I've noticed a lot of medical research that I am involved in goes as follows:
Collect data on 300-1000 patients, including all sorts of baseline characteristics such as BMI, age, gender and then outcome related statistics, so say our outcome is "fracture after operation", we could have angle of fracture, fracture density, pain scores, mobility scores, quality of life scores etc. etc. and then finally our outcome, whether or not the patient had a fracture after the operation. Often these outcomes are binary and the goal is to see if any of the independent variables are associated with fractures.
Now the problem here is we have a binary outcome variable and we often end up with about 30-50 patients who actually had a fracture out of 1000 patients, so the statistics are quite skewed and a lot less powerful than if 500 of the patients had fractures.
The 2nd problem is we have maybe 50 independent variables of diverse types, factors, continuous, binary (am I correct to assume that in these cases p>N due to the outcome variable only encompassing, say 30 patients, even though the study size N is 1000?)
The 3rd problem is these are often studies made with little previous knowledge on the subject, so it's often hard to manually pick confounders by expert opinion.
Obviously we can't run a large multiple regression with all variables as the model overfits. We can't run 50 (independent variables) multiple regression analyses controlling for say age and gender, because we quickly run into a very grim multiple comparison problem.

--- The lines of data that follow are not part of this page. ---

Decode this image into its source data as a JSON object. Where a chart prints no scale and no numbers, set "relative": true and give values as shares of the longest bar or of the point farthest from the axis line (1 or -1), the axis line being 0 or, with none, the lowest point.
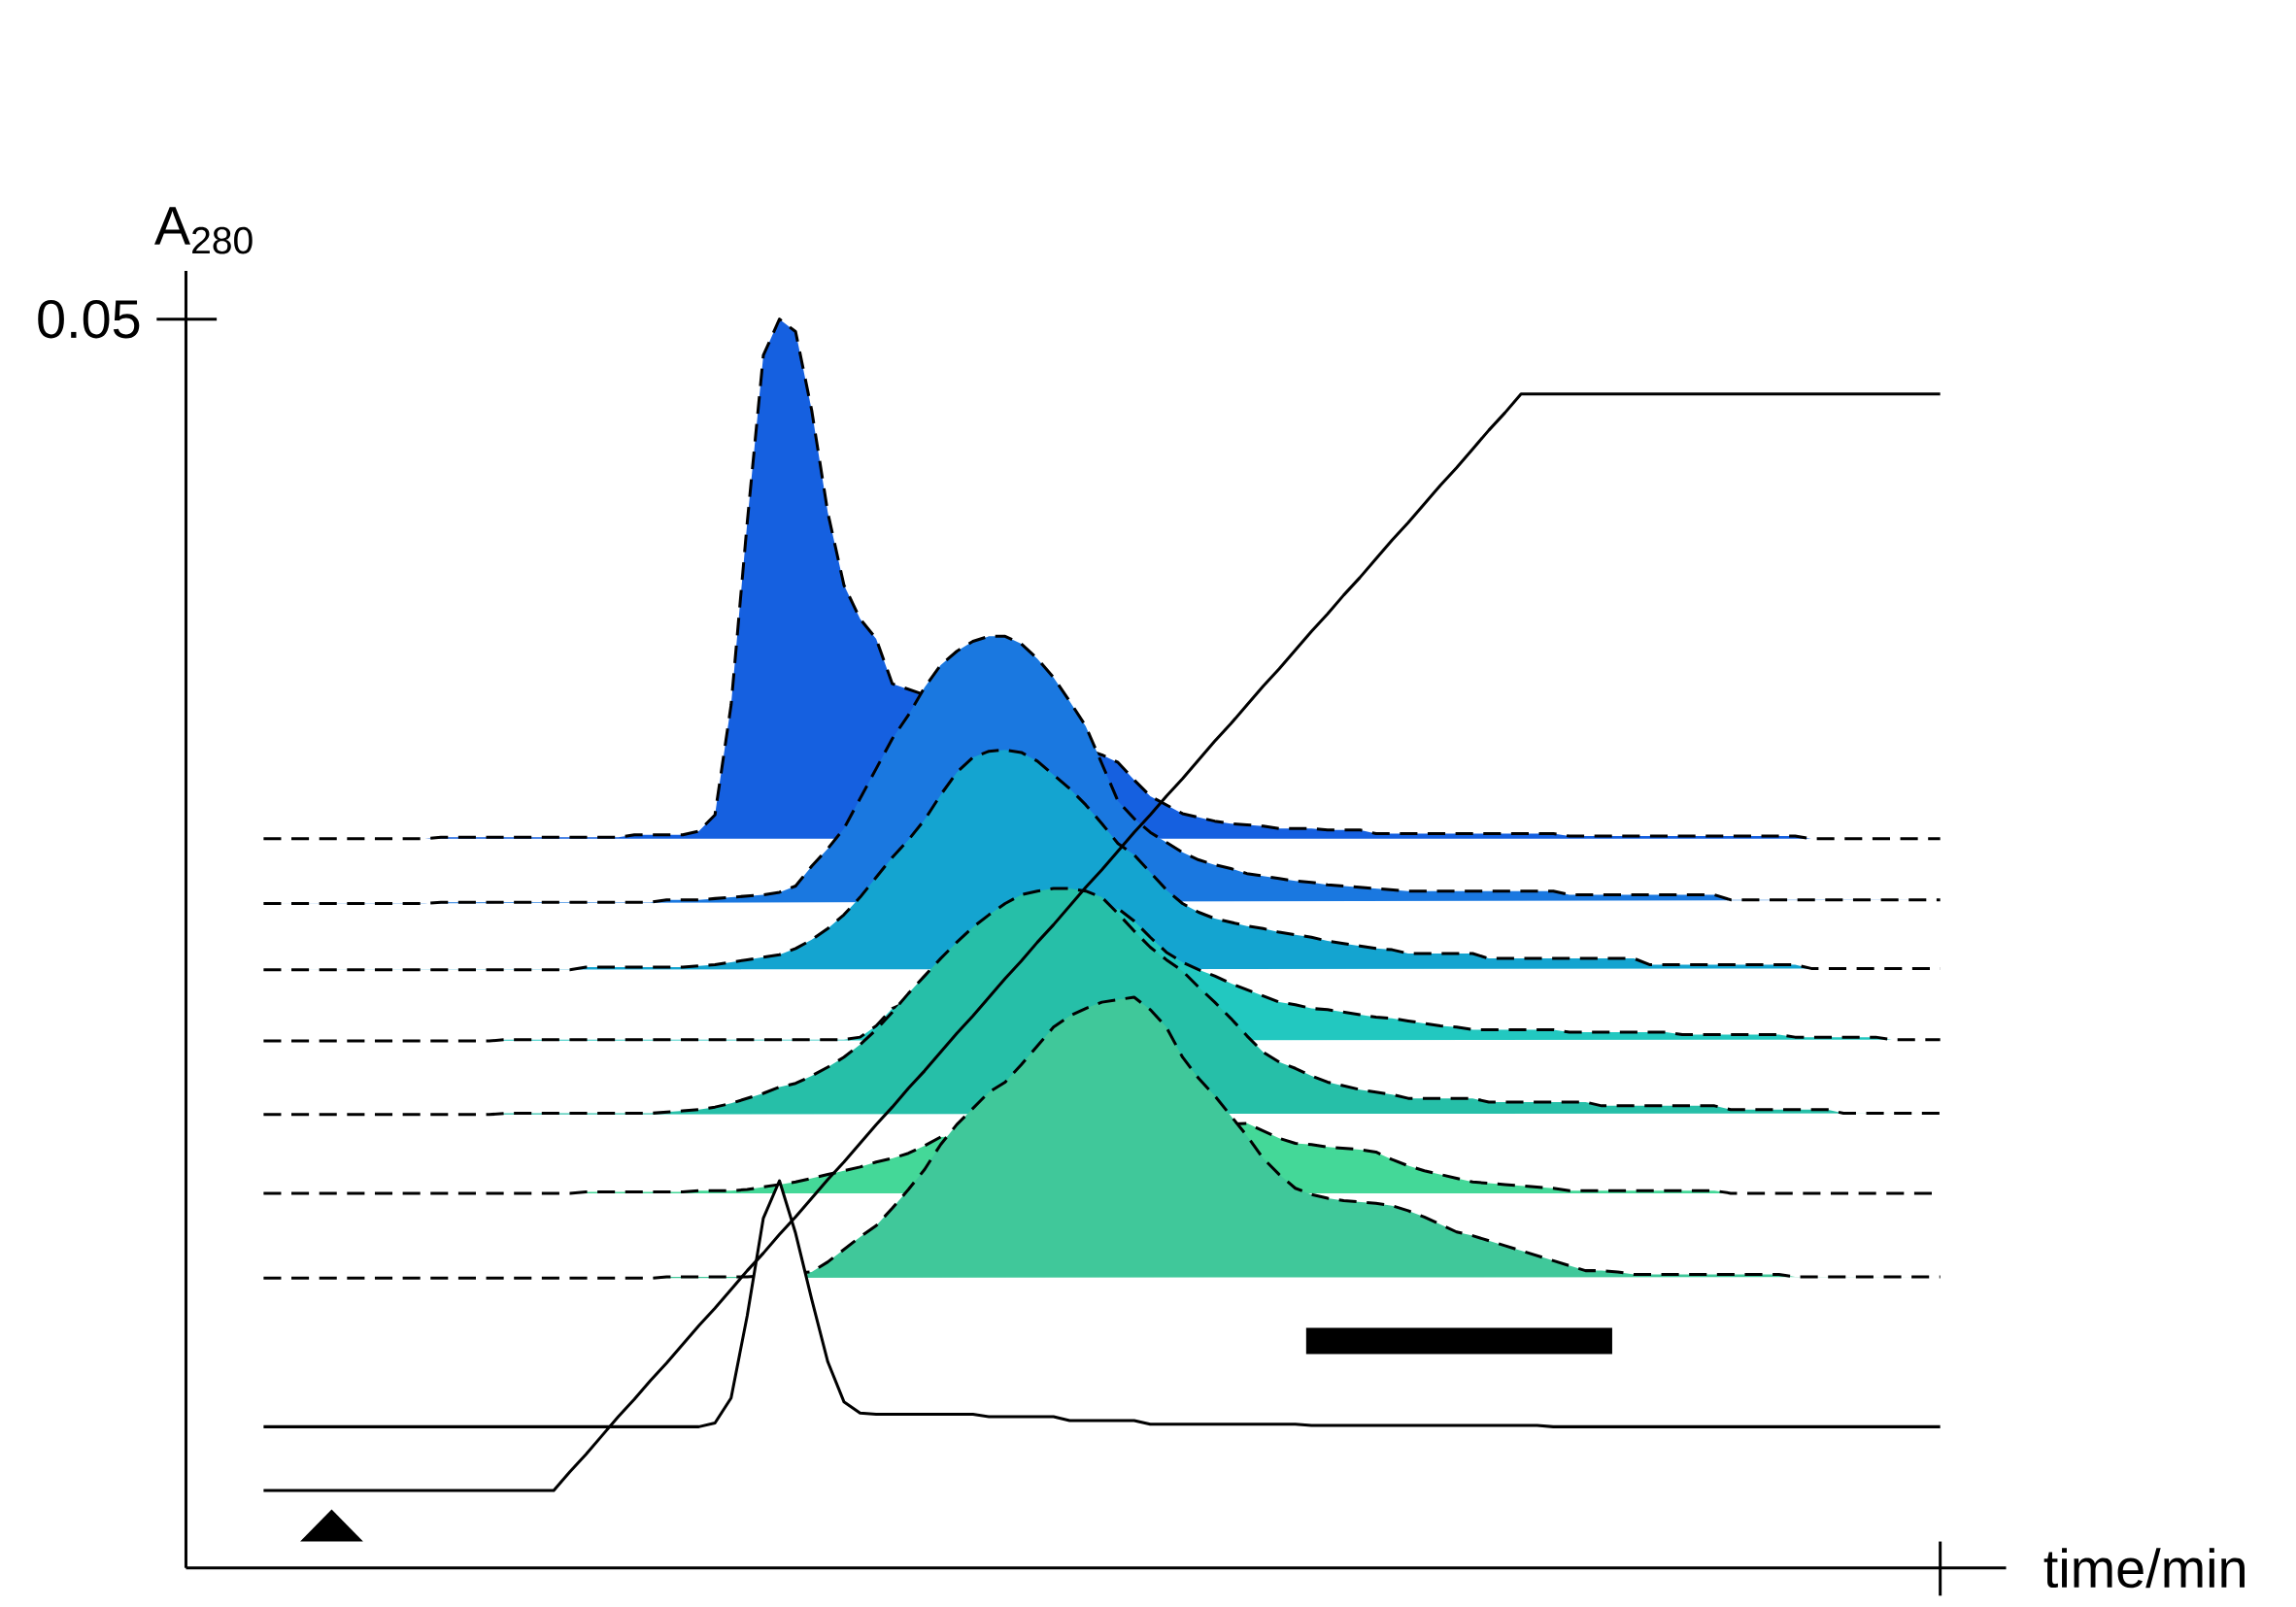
{
  "chart_data": {
    "type": "area",
    "relative": true,
    "xlabel": "time/min",
    "ylabel": "A$_{280}$",
    "annotations": [
      "0.05"
    ],
    "categories": [
      null,
      null,
      null,
      null,
      null,
      null,
      null,
      null,
      null,
      null,
      null,
      null,
      null,
      null,
      null,
      null,
      null,
      null,
      null,
      null,
      null,
      null,
      null,
      null,
      null,
      null,
      null,
      null,
      null,
      null,
      null,
      null,
      null,
      null,
      null,
      null,
      null,
      null,
      null,
      null,
      null,
      null,
      null,
      null,
      null,
      null,
      null,
      null,
      null,
      null,
      null,
      null,
      null,
      null,
      null,
      null,
      null,
      null,
      null,
      null,
      null,
      null,
      null,
      null,
      null,
      null,
      null,
      null,
      null,
      null,
      null,
      null,
      null,
      null,
      null,
      null,
      null,
      null,
      null,
      null,
      null,
      null,
      null,
      null,
      null,
      null,
      null,
      null,
      null,
      null,
      null,
      null,
      null,
      null,
      null,
      null,
      null,
      null,
      null,
      null,
      null,
      null,
      null,
      null,
      null
    ],
    "series": [
      {
        "color": "#1560e0",
        "line_style": "dashed",
        "values": [
          0.584,
          0.584,
          0.584,
          0.584,
          0.584,
          0.584,
          0.584,
          0.584,
          0.584,
          0.584,
          0.584,
          0.585,
          0.585,
          0.585,
          0.585,
          0.585,
          0.585,
          0.585,
          0.585,
          0.585,
          0.585,
          0.585,
          0.585,
          0.587,
          0.587,
          0.587,
          0.587,
          0.59,
          0.603,
          0.691,
          0.837,
          0.971,
          1.0,
          0.99,
          0.927,
          0.845,
          0.787,
          0.76,
          0.744,
          0.708,
          null,
          null,
          null,
          null,
          null,
          null,
          null,
          null,
          null,
          null,
          null,
          null,
          0.651,
          0.645,
          0.631,
          0.618,
          0.611,
          0.604,
          0.601,
          0.598,
          0.596,
          0.595,
          0.594,
          0.592,
          0.592,
          0.592,
          0.591,
          0.591,
          0.591,
          0.588,
          0.588,
          0.588,
          0.588,
          0.588,
          0.588,
          0.588,
          0.588,
          0.588,
          0.588,
          0.588,
          0.588,
          0.586,
          0.586,
          0.586,
          0.586,
          0.586,
          0.586,
          0.586,
          0.586,
          0.586,
          0.586,
          0.586,
          0.586,
          0.586,
          0.586,
          0.586,
          0.584,
          0.584,
          0.584,
          0.584,
          0.584,
          0.584,
          0.584,
          0.584,
          0.584
        ]
      },
      {
        "color": "#1a78e0",
        "line_style": "dashed",
        "values": [
          0.532,
          0.532,
          0.532,
          0.532,
          0.532,
          0.532,
          0.532,
          0.532,
          0.532,
          0.532,
          0.532,
          0.533,
          0.533,
          0.533,
          0.533,
          0.533,
          0.533,
          0.533,
          0.533,
          0.533,
          0.533,
          0.533,
          0.533,
          0.533,
          0.533,
          0.535,
          0.535,
          0.535,
          0.536,
          0.537,
          0.538,
          0.539,
          0.541,
          0.546,
          0.562,
          0.576,
          0.592,
          0.616,
          0.64,
          0.664,
          0.683,
          0.705,
          0.723,
          0.734,
          0.742,
          0.746,
          0.746,
          0.74,
          0.728,
          0.713,
          0.694,
          0.674,
          0.644,
          0.614,
          0.6,
          0.589,
          0.581,
          0.573,
          0.567,
          0.563,
          0.56,
          0.556,
          0.554,
          0.552,
          0.55,
          0.549,
          0.547,
          0.546,
          0.545,
          0.544,
          0.543,
          0.542,
          0.542,
          0.542,
          0.542,
          0.542,
          0.542,
          0.542,
          0.542,
          0.542,
          0.542,
          0.539,
          0.539,
          0.539,
          0.539,
          0.539,
          0.539,
          0.539,
          0.539,
          0.539,
          0.539,
          0.535,
          0.535,
          0.535,
          0.535,
          0.535,
          0.535,
          0.535,
          0.535,
          0.535,
          0.535,
          0.535,
          0.535,
          0.535,
          0.535
        ]
      },
      {
        "color": "#14a4d0",
        "line_style": "dashed",
        "values": [
          0.479,
          0.479,
          0.479,
          0.479,
          0.479,
          0.479,
          0.479,
          0.479,
          0.479,
          0.479,
          0.479,
          0.479,
          0.479,
          0.479,
          0.479,
          0.479,
          0.479,
          0.479,
          0.479,
          0.479,
          0.481,
          0.481,
          0.481,
          0.481,
          0.481,
          0.481,
          0.481,
          0.482,
          0.483,
          0.485,
          0.487,
          0.489,
          0.491,
          0.496,
          0.503,
          0.512,
          0.523,
          0.537,
          0.553,
          0.569,
          0.583,
          0.599,
          0.619,
          0.637,
          0.649,
          0.654,
          0.655,
          0.653,
          0.646,
          0.635,
          0.624,
          0.611,
          0.596,
          0.58,
          0.571,
          0.557,
          0.543,
          0.532,
          0.525,
          0.52,
          0.517,
          0.514,
          0.512,
          0.509,
          0.507,
          0.505,
          0.502,
          0.5,
          0.498,
          0.496,
          0.495,
          0.492,
          0.492,
          0.492,
          0.492,
          0.492,
          0.488,
          0.488,
          0.488,
          0.488,
          0.488,
          0.488,
          0.488,
          0.488,
          0.488,
          0.488,
          0.483,
          0.483,
          0.483,
          0.483,
          0.483,
          0.483,
          0.483,
          0.483,
          0.483,
          0.483,
          0.48,
          0.48,
          0.48,
          0.48,
          0.48,
          0.48,
          0.48,
          0.48,
          0.48
        ]
      },
      {
        "color": "#22c8c0",
        "line_style": "dashed",
        "values": [
          0.422,
          0.422,
          0.422,
          0.422,
          0.422,
          0.422,
          0.422,
          0.422,
          0.422,
          0.422,
          0.422,
          0.422,
          0.422,
          0.422,
          0.422,
          0.423,
          0.423,
          0.423,
          0.423,
          0.423,
          0.423,
          0.423,
          0.423,
          0.423,
          0.423,
          0.423,
          0.423,
          0.423,
          0.423,
          0.423,
          0.423,
          0.423,
          0.423,
          0.423,
          0.423,
          0.423,
          0.423,
          0.425,
          0.434,
          0.448,
          null,
          null,
          null,
          null,
          null,
          null,
          null,
          null,
          null,
          null,
          null,
          null,
          null,
          0.528,
          0.518,
          0.505,
          0.493,
          0.485,
          0.479,
          0.474,
          0.468,
          0.463,
          0.458,
          0.453,
          0.451,
          0.448,
          0.447,
          0.445,
          0.443,
          0.441,
          0.44,
          0.438,
          0.436,
          0.434,
          0.433,
          0.431,
          0.431,
          0.431,
          0.431,
          0.431,
          0.431,
          0.429,
          0.429,
          0.429,
          0.429,
          0.429,
          0.429,
          0.429,
          0.427,
          0.427,
          0.427,
          0.427,
          0.427,
          0.427,
          0.427,
          0.425,
          0.425,
          0.425,
          0.425,
          0.425,
          0.425,
          0.423,
          0.423,
          0.423,
          0.423
        ]
      },
      {
        "color": "#26bfa8",
        "line_style": "dashed",
        "values": [
          0.363,
          0.363,
          0.363,
          0.363,
          0.363,
          0.363,
          0.363,
          0.363,
          0.363,
          0.363,
          0.363,
          0.363,
          0.363,
          0.363,
          0.363,
          0.364,
          0.364,
          0.364,
          0.364,
          0.364,
          0.364,
          0.364,
          0.364,
          0.364,
          0.364,
          0.365,
          0.366,
          0.367,
          0.369,
          0.372,
          0.376,
          0.38,
          0.385,
          0.388,
          0.394,
          0.401,
          0.409,
          0.419,
          0.431,
          0.445,
          0.46,
          0.474,
          0.488,
          0.501,
          0.513,
          0.523,
          0.532,
          0.539,
          0.542,
          0.544,
          0.544,
          0.542,
          0.537,
          0.524,
          0.51,
          0.497,
          0.487,
          0.478,
          0.465,
          0.453,
          0.44,
          0.426,
          0.413,
          0.405,
          0.4,
          0.394,
          0.389,
          0.386,
          0.383,
          0.381,
          0.379,
          0.376,
          0.376,
          0.376,
          0.376,
          0.376,
          0.373,
          0.373,
          0.373,
          0.373,
          0.373,
          0.373,
          0.373,
          0.37,
          0.37,
          0.37,
          0.37,
          0.37,
          0.37,
          0.37,
          0.37,
          0.367,
          0.367,
          0.367,
          0.367,
          0.367,
          0.367,
          0.367,
          0.364,
          0.364,
          0.364,
          0.364,
          0.364,
          0.364,
          0.364
        ]
      },
      {
        "color": "#44d898",
        "line_style": "dashed",
        "values": [
          0.3,
          0.3,
          0.3,
          0.3,
          0.3,
          0.3,
          0.3,
          0.3,
          0.3,
          0.3,
          0.3,
          0.3,
          0.3,
          0.3,
          0.3,
          0.3,
          0.3,
          0.3,
          0.3,
          0.3,
          0.301,
          0.301,
          0.301,
          0.301,
          0.301,
          0.301,
          0.301,
          0.302,
          0.302,
          0.302,
          0.303,
          0.305,
          0.307,
          0.309,
          0.312,
          0.315,
          0.318,
          0.321,
          0.325,
          0.328,
          0.332,
          0.338,
          0.345,
          null,
          null,
          null,
          null,
          null,
          null,
          null,
          null,
          null,
          null,
          null,
          null,
          null,
          null,
          null,
          null,
          null,
          null,
          0.356,
          0.35,
          0.344,
          0.34,
          0.339,
          0.337,
          0.336,
          0.335,
          0.333,
          0.327,
          0.322,
          0.318,
          0.315,
          0.312,
          0.309,
          0.308,
          0.307,
          0.306,
          0.305,
          0.304,
          0.302,
          0.302,
          0.302,
          0.302,
          0.302,
          0.302,
          0.302,
          0.302,
          0.302,
          0.302,
          0.3,
          0.3,
          0.3,
          0.3,
          0.3,
          0.3,
          0.3,
          0.3,
          0.3,
          0.3,
          0.3,
          0.3,
          0.3,
          0.3
        ]
      },
      {
        "color": "#40c89a",
        "line_style": "dashed",
        "values": [
          0.232,
          0.232,
          0.232,
          0.232,
          0.232,
          0.232,
          0.232,
          0.232,
          0.232,
          0.232,
          0.232,
          0.232,
          0.232,
          0.232,
          0.232,
          0.232,
          0.232,
          0.232,
          0.232,
          0.232,
          0.232,
          0.232,
          0.232,
          0.232,
          0.232,
          0.233,
          0.233,
          0.233,
          0.233,
          0.233,
          0.233,
          null,
          null,
          null,
          0.237,
          0.245,
          0.255,
          0.265,
          0.274,
          0.288,
          0.303,
          0.319,
          0.339,
          0.355,
          0.368,
          0.381,
          0.389,
          0.403,
          0.418,
          0.433,
          0.442,
          0.448,
          0.453,
          0.455,
          0.457,
          0.447,
          0.433,
          0.409,
          0.392,
          0.378,
          0.362,
          0.346,
          0.328,
          0.315,
          0.304,
          0.299,
          0.296,
          0.294,
          0.293,
          0.292,
          0.29,
          0.286,
          0.281,
          0.275,
          0.269,
          0.266,
          0.262,
          0.258,
          0.254,
          0.25,
          0.246,
          0.242,
          0.238,
          0.238,
          0.237,
          0.235,
          0.235,
          0.235,
          0.235,
          0.235,
          0.235,
          0.235,
          0.235,
          0.235,
          0.235,
          0.233,
          0.233,
          0.233,
          0.233,
          0.233,
          0.233,
          0.233,
          0.233,
          0.233,
          0.233
        ]
      },
      {
        "color": "#ffffff",
        "line_style": "solid",
        "values": [
          0.113,
          0.113,
          0.113,
          0.113,
          0.113,
          0.113,
          0.113,
          0.113,
          0.113,
          0.113,
          0.113,
          0.113,
          0.113,
          0.113,
          0.113,
          0.113,
          0.113,
          0.113,
          0.113,
          0.113,
          0.113,
          0.113,
          0.113,
          0.113,
          0.113,
          0.113,
          0.113,
          0.113,
          0.116,
          0.136,
          0.202,
          0.28,
          0.31,
          0.268,
          0.215,
          0.165,
          0.133,
          0.124,
          0.123,
          0.123,
          0.123,
          0.123,
          0.123,
          0.123,
          0.123,
          0.121,
          0.121,
          0.121,
          0.121,
          0.121,
          0.118,
          0.118,
          0.118,
          0.118,
          0.118,
          0.115,
          0.115,
          0.115,
          0.115,
          0.115,
          0.115,
          0.115,
          0.115,
          0.115,
          0.115,
          0.114,
          0.114,
          0.114,
          0.114,
          0.114,
          0.114,
          0.114,
          0.114,
          0.114,
          0.114,
          0.114,
          0.114,
          0.114,
          0.114,
          0.114,
          0.113,
          0.113,
          0.113,
          0.113,
          0.113,
          0.113,
          0.113,
          0.113,
          0.113,
          0.113,
          0.113,
          0.113,
          0.113,
          0.113,
          0.113,
          0.113,
          0.113,
          0.113,
          0.113,
          0.113,
          0.113,
          0.113,
          0.113,
          0.113,
          0.113
        ]
      },
      {
        "type": "line",
        "color": "#000000",
        "line_style": "solid",
        "values": [
          0.062,
          0.062,
          0.062,
          0.062,
          0.062,
          0.062,
          0.062,
          0.062,
          0.062,
          0.062,
          0.062,
          0.062,
          0.062,
          0.062,
          0.062,
          0.062,
          0.062,
          0.062,
          0.062,
          0.077,
          0.091,
          0.106,
          0.121,
          0.135,
          0.15,
          0.164,
          0.179,
          0.194,
          0.208,
          0.223,
          0.238,
          0.252,
          0.267,
          0.281,
          0.296,
          0.311,
          0.325,
          0.34,
          0.355,
          0.369,
          0.384,
          0.398,
          0.413,
          0.428,
          0.442,
          0.457,
          0.472,
          0.486,
          0.501,
          0.515,
          0.53,
          0.545,
          0.559,
          0.574,
          0.589,
          0.603,
          0.618,
          0.632,
          0.647,
          0.662,
          0.676,
          0.691,
          0.706,
          0.72,
          0.735,
          0.75,
          0.764,
          0.779,
          0.793,
          0.808,
          0.823,
          0.837,
          0.852,
          0.867,
          0.881,
          0.896,
          0.911,
          0.925,
          0.94,
          0.94,
          0.94,
          0.94,
          0.94,
          0.94,
          0.94,
          0.94,
          0.94,
          0.94,
          0.94,
          0.94,
          0.94,
          0.94,
          0.94,
          0.94,
          0.94,
          0.94,
          0.94,
          0.94,
          0.94,
          0.94,
          0.94,
          0.94,
          0.94,
          0.94,
          0.94
        ]
      }
    ]
  }
}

We can't use regularization models because we are interested in all 50 variables and whether they are associated with our outcome (none are deemed simply controls, which regularization models choose from but do not necessarily add to the model).
From a statistical viewpoint, what would be your way of handling such a study design? Currently I just run logistic regression models controlling for patient characteristics and am transparent with the fact that the p-values are unadjusted.
I should note that these studies are not meant to invent a new method of treatment or change protocols, they are used to see what variables are of interest for future research.